Das Soziale ist aber gar nicht das zentrale Argument der Gegner einer CO₂-Steuer oder des Emissionshandels. Gerade Vertreter der Parteien, die sonst die Macht und Weisheit der Märkte feiern, sind gegen eine saubere marktwirtschaftliche Lösung in diesem Zuzsammenhang. In den USA wurde ein CO₂-Preis, der 2009 sogar schon das Repräsentantenhaus passiert hatte, am Ende doch stillschweigend beerdigt. Dafür gesorgt hatte vor allem der mächtigste Fossillobbyist, den die USA bislang hervorgebracht haben: Charles Koch.

Diverse europäische Länder zeigen, dass es auch anders geht. Die Schweiz und Liechtenstein hatten 2023 die höchsten CO₂-Steuersätze, 120,16 Euro pro Tonne, gefolgt von Schweden mit 115,34 und Norwegen mit 83,47 Euro.45 Die Schweden haben auf einem deutlich niedrigeren Niveau angefangen, aber eben schon 1991 – auch damals war ja schon klar, dass CO₂ die Atmosphäre erhitzt. Ein Fachmann für das schwedische Modell, der Göteborger Professor für Umweltwirtschaft Thomas Sterner, führt den gewaltigen Erfolg seines Landes – Schwedens Pro-Kopf-Emissionen sind die zweitniedrigsten aller EU-Staaten46 – nicht zuletzt auf einen wichtigen Umstand zurück: »Es gibt in Schweden keine nennenswerte Anti-Klima-Lobby.«47 In Deutschland gibt es sie offenbar schon. Und in den USA erst recht. Wir können die größten Profiteure der Katastrophe mittlerweile nämlich klar benennen: Es sind gar nicht nur Öl-, Gas- und Kohlekonzerne und mit ihnen verbundene Industrien (wie etwa die chemische), es sind auch deren Finanziers. Zehn Banken, Finanzdienstleister und Staaten besitzen einer wissenschaftlichen Publikation zufolge gemeinsam die Rechte an fast 50 Prozent aller fossilen Brennstoffvorräte in privatwirtschaftlicher Hand:48

Blackrock (US-Finanzdienstleister)

Vanguard (US-Finanzdienstleister)

Die indische Regierung

State Street (US-Finanzdienstleister)

Saudi-Arabien

Dimensional Fund Advisors (US-Finanzdienstleister)

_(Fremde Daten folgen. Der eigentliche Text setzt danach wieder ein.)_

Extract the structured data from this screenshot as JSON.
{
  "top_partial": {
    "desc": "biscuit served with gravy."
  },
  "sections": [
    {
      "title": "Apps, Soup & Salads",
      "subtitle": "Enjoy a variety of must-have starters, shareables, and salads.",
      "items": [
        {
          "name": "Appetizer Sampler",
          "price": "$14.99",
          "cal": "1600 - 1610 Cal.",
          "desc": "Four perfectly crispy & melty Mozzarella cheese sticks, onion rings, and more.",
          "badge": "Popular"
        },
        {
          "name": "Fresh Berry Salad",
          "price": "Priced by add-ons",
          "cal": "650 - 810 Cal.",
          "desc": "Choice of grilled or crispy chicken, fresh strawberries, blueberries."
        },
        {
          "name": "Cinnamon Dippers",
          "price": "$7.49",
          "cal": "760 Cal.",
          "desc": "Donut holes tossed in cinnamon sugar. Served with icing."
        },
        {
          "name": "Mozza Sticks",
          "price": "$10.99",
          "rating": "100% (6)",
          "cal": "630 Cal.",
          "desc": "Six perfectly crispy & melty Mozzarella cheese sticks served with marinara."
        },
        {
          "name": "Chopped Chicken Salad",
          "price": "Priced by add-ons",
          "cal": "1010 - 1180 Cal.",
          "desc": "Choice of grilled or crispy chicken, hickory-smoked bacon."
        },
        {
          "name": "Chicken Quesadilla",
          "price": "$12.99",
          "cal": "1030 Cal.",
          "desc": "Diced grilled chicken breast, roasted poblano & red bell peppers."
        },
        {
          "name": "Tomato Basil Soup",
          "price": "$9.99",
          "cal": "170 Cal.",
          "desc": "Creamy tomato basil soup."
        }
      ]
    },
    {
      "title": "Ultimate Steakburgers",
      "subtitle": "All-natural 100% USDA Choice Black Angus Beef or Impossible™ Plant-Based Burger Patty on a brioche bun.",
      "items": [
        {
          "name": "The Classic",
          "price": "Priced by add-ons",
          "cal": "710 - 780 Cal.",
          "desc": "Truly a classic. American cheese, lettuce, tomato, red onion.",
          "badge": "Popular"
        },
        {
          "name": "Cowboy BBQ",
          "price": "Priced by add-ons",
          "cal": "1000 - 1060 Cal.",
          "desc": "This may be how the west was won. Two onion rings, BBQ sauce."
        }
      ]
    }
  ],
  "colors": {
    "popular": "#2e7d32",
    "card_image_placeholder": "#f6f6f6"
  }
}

Life Insurance Corporation (indische Versicherungsgruppe)

Norges Bank (Zentralbank Norwegens)

Fidelity Investments (US-Finanzdienstleister)

Capital Group (US-Finanzdienstleister)

Die Kapitalinteressen dieser Top Ten – und aller anderen auf der Liste, die sie anführen – stehen im Widerspruch zum Fortbestand der menschlichen Zivilisation. Dass die Buchstabenkombination »US« in dieser Liste sehr oft auftaucht, ist selbstverständlich kein Zufall – und es dürfte zwischen diesem Umstand und der Tatsache, dass in den USA der Supreme Court gerade dabei ist, elementarste Umweltregeln außer Kraft zu setzen, einen Zusammenhang geben.

Die Autoren der Studie stammen aus Kanada, Neuseeland und Frankreich. Einer davon, Alain Naef, arbeitet für die Banque de France, die französische Zentralbank. Die Studie enthält deshalb den Hinweis, dass sie »nicht die Meinungen der Banque de France oder des Eurosystems« repräsentiere. Dass Europa auf der Liste nur in Gestalt des Nicht-EU- und Nicht-Euro-Landes Norwegen auftaucht, ist aber ein Faktum. Dabei enthält die Studie nicht nur Tatsachen, sondern auch Meinungen. Diese hier zum Beispiel: »Es erscheint unwahrscheinlich, dass das Finanzsystem die transformativen Veränderungen mittragen wird, die notwendig sind, um auf die Klimakrise zu reagieren, wenn es nicht dazu gebracht wird.« Es sei nötig, Investoren zur Rechenschaft zu ziehen, wenn sie die nötige Transformation behinderten oder bremsten. Das ist nicht optional, es ist überlebenswichtig.